Dans un tel contexte, la compagnie ferroviaire ne serait donc pas en capacité de poursuivre son développement. “Nous devons concentrer les services sur les itinéraires principaux qui rapportent le plus et facturer des prix plus élevés à nos clients”, reconnaît Jacques Damas, “l’objectif de cet effort étant de gérer et de réduire les dettes que nous avons dû contracter”. Et le PDG prophétise que l’avenir de la compagnie risque d’être encore difficile. “La pandémie s’est certes atténuée, mais le risque demeure. L’incertitude concernant le “système d’entrée et de sortie (EES)” de l’UE plane sur nous”. Ce système, prévu pour une mise en application en 2023, exigera que les personnes entrant dans l’Union européenne en provenance de pays non membres communiquent, en amont de leur voyage, leur numéro de passeport et leurs données biométriques, y compris leurs empreintes digitales, afin qu’elles puissent être enregistrées dans une base de données. Cela permettra aux autorités de déterminer automatiquement combien de jours le voyageur pourra rester dans l’espace européen.
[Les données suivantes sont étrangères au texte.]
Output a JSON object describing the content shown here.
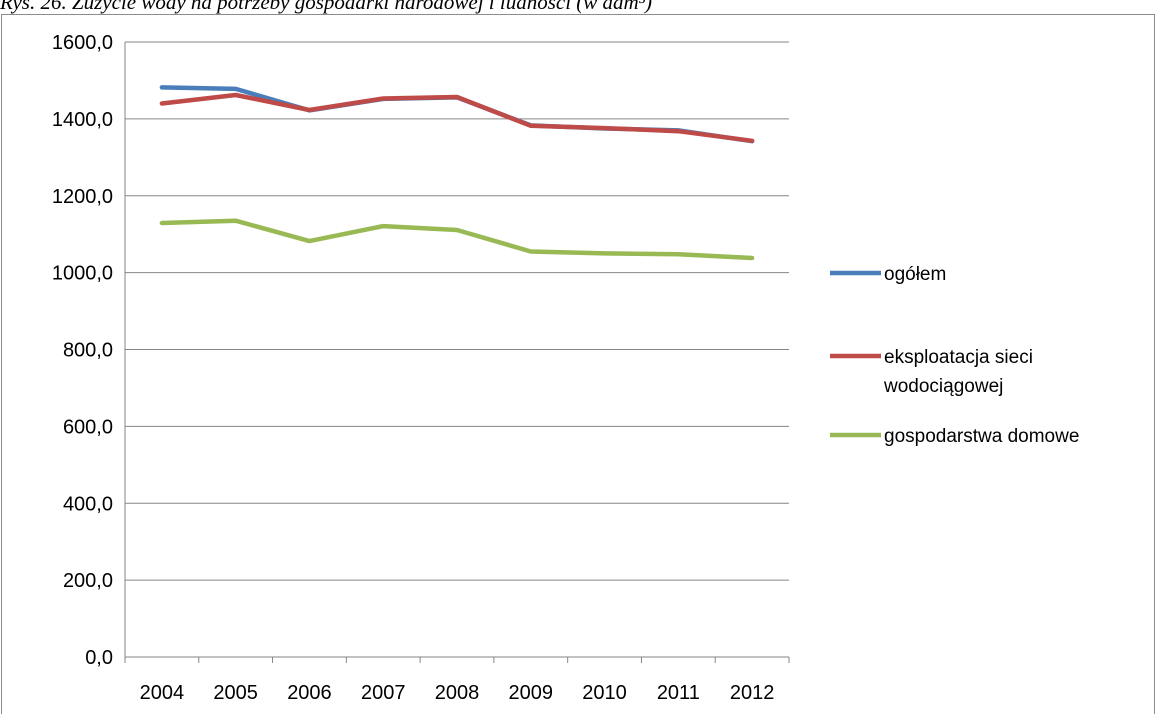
{
  "caption": "Rys. 26. Zużycie wody na potrzeby gospodarki narodowej i ludności (w dam³)",
  "chart_data": {
    "type": "line",
    "title": "",
    "xlabel": "",
    "ylabel": "",
    "categories": [
      "2004",
      "2005",
      "2006",
      "2007",
      "2008",
      "2009",
      "2010",
      "2011",
      "2012"
    ],
    "ylim": [
      0,
      1600
    ],
    "yticks": [
      "0,0",
      "200,0",
      "400,0",
      "600,0",
      "800,0",
      "1000,0",
      "1200,0",
      "1400,0",
      "1600,0"
    ],
    "grid": true,
    "legend_position": "right",
    "series": [
      {
        "name": "ogółem",
        "color": "#4a7ebb",
        "values": [
          1482,
          1478,
          1422,
          1452,
          1456,
          1383,
          1375,
          1370,
          1342
        ]
      },
      {
        "name": "eksploatacja sieci wodociągowej",
        "legend_lines": [
          "eksploatacja sieci",
          "wodociągowej"
        ],
        "color": "#be4b48",
        "values": [
          1440,
          1462,
          1423,
          1453,
          1457,
          1382,
          1376,
          1368,
          1343
        ]
      },
      {
        "name": "gospodarstwa domowe",
        "color": "#98b954",
        "values": [
          1129,
          1135,
          1082,
          1121,
          1111,
          1055,
          1050,
          1048,
          1038
        ]
      }
    ]
  }
}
L’impact de la crise de l’énergie et l’augmentation du coût de la vie sont aussi des craintes pour Eurostar qui pourrait voir le nombre de ses réservations chuter, les usagers ne pouvant plus faire face à des prix des billets en constante hausse, comme l’a reconnu plus haut le PDG. “Dans le même temps, l’entreprise elle-même fait face à près de 100 millions de livres sterling de pressions inflationnistes accrues”, complète le futur ex-patron d’Eurostar dans son courrier. Ce sera donc à sa successeur Gwendoline Cazenave, première femme à être nommée à la tête de la compagnie ferriviaire depuis sa création en 1994, de gérer cette situation. La nouvelle PDG prendra officiellement ses fonctions le 1er octobre.